Funny how Big Government enthusiasts treat every captive population as a colony of lab rats to be experimented upon, isn’t it?  It never occurred to anyone in the hierarchy that it would be nearly impossible to meet the conditions they were laying down, or that unhappy students and their parents would rebel against such ludicrously strict controls?  (They’re rebelling with quite a bit of gusto, as you can see from the UK Daily Mail’s collection of angry reactions on social media, once the kids got a look at what Mrs. Obama did to their lunch menus and vending machines.)  Tic Tacs and salami are threats to the future of the Republic, are they?

Lunch isn’t just a refueling period for student-bots before they resume downloading information for the rest of the day.  It’s a social event.  Eating has an emotional component – that’s one of those centuries-old bits of common-sense wisdom I guess our central planners will have to re-discover, with the same wide-eyed amazement that infuses the “AMAZING DISCOVERY: MEN AND WOMEN ARE DIFFERENT!” stories the mainstream media produces every couple of years.  It’s demoralizing to rip all of the joy out of food, not to mention the reports of low energy and nerve-wracking hunger coming from students who have lived through the new school-lunch regime for a while.

It’s also not doing much for the emotional health of the people who prepare these meals, some of which are nearly impossible to create in the quantities needed with the labor available – for example, it is noted that whole-grain pasta doesn’t cook properly when prepared in bulk.  The GAO report mentioned one school where “the increased time and effort to prepare fruits and vegetables also led to morale issues when staff saw students throw the fruits and vegetables in the trash.”
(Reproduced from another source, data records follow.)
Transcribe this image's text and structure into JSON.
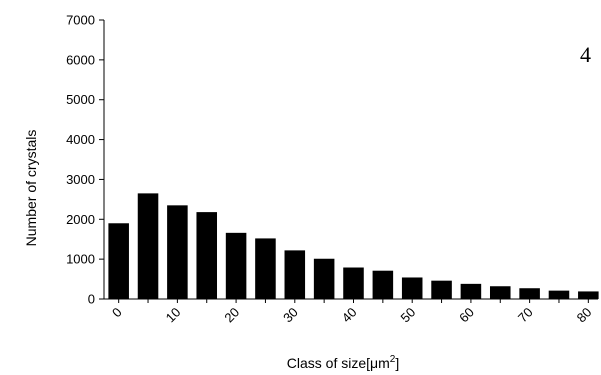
{
  "chart_data": {
    "type": "bar",
    "panel_label": "4",
    "xlabel": "Class of size[μm",
    "xlabel_sup": "2",
    "xlabel_end": "]",
    "ylabel": "Number of crystals",
    "ylim": [
      0,
      7000
    ],
    "yticks": [
      "0",
      "1000",
      "2000",
      "3000",
      "4000",
      "5000",
      "6000",
      "7000"
    ],
    "categories": [
      "0",
      "5",
      "10",
      "15",
      "20",
      "25",
      "30",
      "35",
      "40",
      "45",
      "50",
      "55",
      "60",
      "65",
      "70",
      "75",
      "80"
    ],
    "xtick_labels": [
      "0",
      "",
      "10",
      "",
      "20",
      "",
      "30",
      "",
      "40",
      "",
      "50",
      "",
      "60",
      "",
      "70",
      "",
      "80"
    ],
    "values": [
      1900,
      2650,
      2350,
      2180,
      1660,
      1520,
      1220,
      1010,
      790,
      710,
      540,
      460,
      380,
      320,
      270,
      210,
      190
    ],
    "bar_color": "#000000",
    "grid": false,
    "legend": "none"
  }
}
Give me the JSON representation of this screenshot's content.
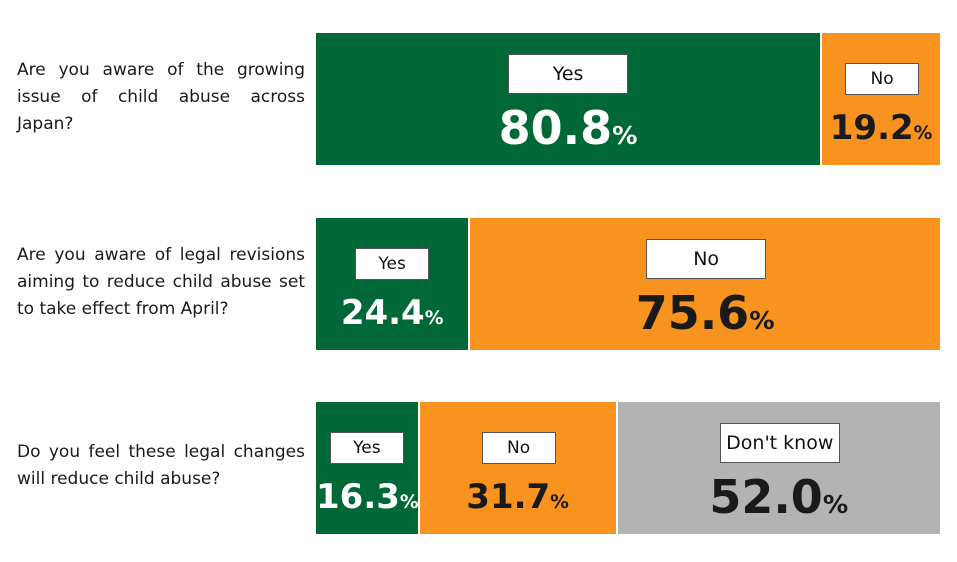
{
  "colors": {
    "yes": "#006837",
    "no": "#f7931e",
    "dont_know": "#b3b3b3",
    "value_on_dark": "#ffffff",
    "value_on_light": "#1a1a1a"
  },
  "chart_data": {
    "type": "bar",
    "orientation": "horizontal-stacked-100",
    "rows": [
      {
        "question": "Are you aware of the growing issue of child abuse across Japan?",
        "segments": [
          {
            "label": "Yes",
            "value": 80.8,
            "display": "80.8",
            "color_key": "yes"
          },
          {
            "label": "No",
            "value": 19.2,
            "display": "19.2",
            "color_key": "no"
          }
        ]
      },
      {
        "question": "Are you aware of legal revisions aiming to reduce child abuse set to take effect from April?",
        "segments": [
          {
            "label": "Yes",
            "value": 24.4,
            "display": "24.4",
            "color_key": "yes"
          },
          {
            "label": "No",
            "value": 75.6,
            "display": "75.6",
            "color_key": "no"
          }
        ]
      },
      {
        "question": "Do you feel these legal changes will reduce child abuse?",
        "segments": [
          {
            "label": "Yes",
            "value": 16.3,
            "display": "16.3",
            "color_key": "yes"
          },
          {
            "label": "No",
            "value": 31.7,
            "display": "31.7",
            "color_key": "no"
          },
          {
            "label": "Don't know",
            "value": 52.0,
            "display": "52.0",
            "color_key": "dont_know"
          }
        ]
      }
    ],
    "unit": "%"
  }
}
That point about the wisdom of moderation is essential.  It’s difficult to stick to a rigid diet plan without any indulgences whatsoever.  The real world is not going to comply with this unpleasant regime – hence the Kentucky students tossing their crappy lunches, going hungry for the afternoon, and hitting convenience stores on the way home.  (One wonders how much overcompensating they might do by overeating once they escape from the Healthy Hunger-Free Gulag, too.  I can just imagine the studies published by befuddled educational bureaucrats in a few years, as childhood obesity gets worse.)  Far better to teach children some personal responsibility, respecting informed choice and individual judgment.  Equip them to make wiser eating decisions throughout their lives, instead of stripping away their agency and teaching them “healthy lunch” means two pieces of lettuce, a block of tofu, and a thin slice of drywall.

This program is teaching kids to hate and resent “healthy lunch,” which is the opposite of what a sensible nutrition program should be doing.  No school lunch program can hope to control the diet of students for more than a small fraction of their lives.  If we want them to eat better, we have to make allies of them – win them over and teach them, as Ms. Zipay put it, that if you have a Snickers bar today, you’d best eat an apple tomorrow.  There must be ways of gently and wisely dealing with childhood obesity that don’t descend into money-wasting zero-tolerance hyper-regulation that was supposed to produce some headline-grabbing immediate reduction in student body fat, but whose “unintended consequence” is a surge of hungry kids tromping into convenience stores and fast-food joints on their way home from school.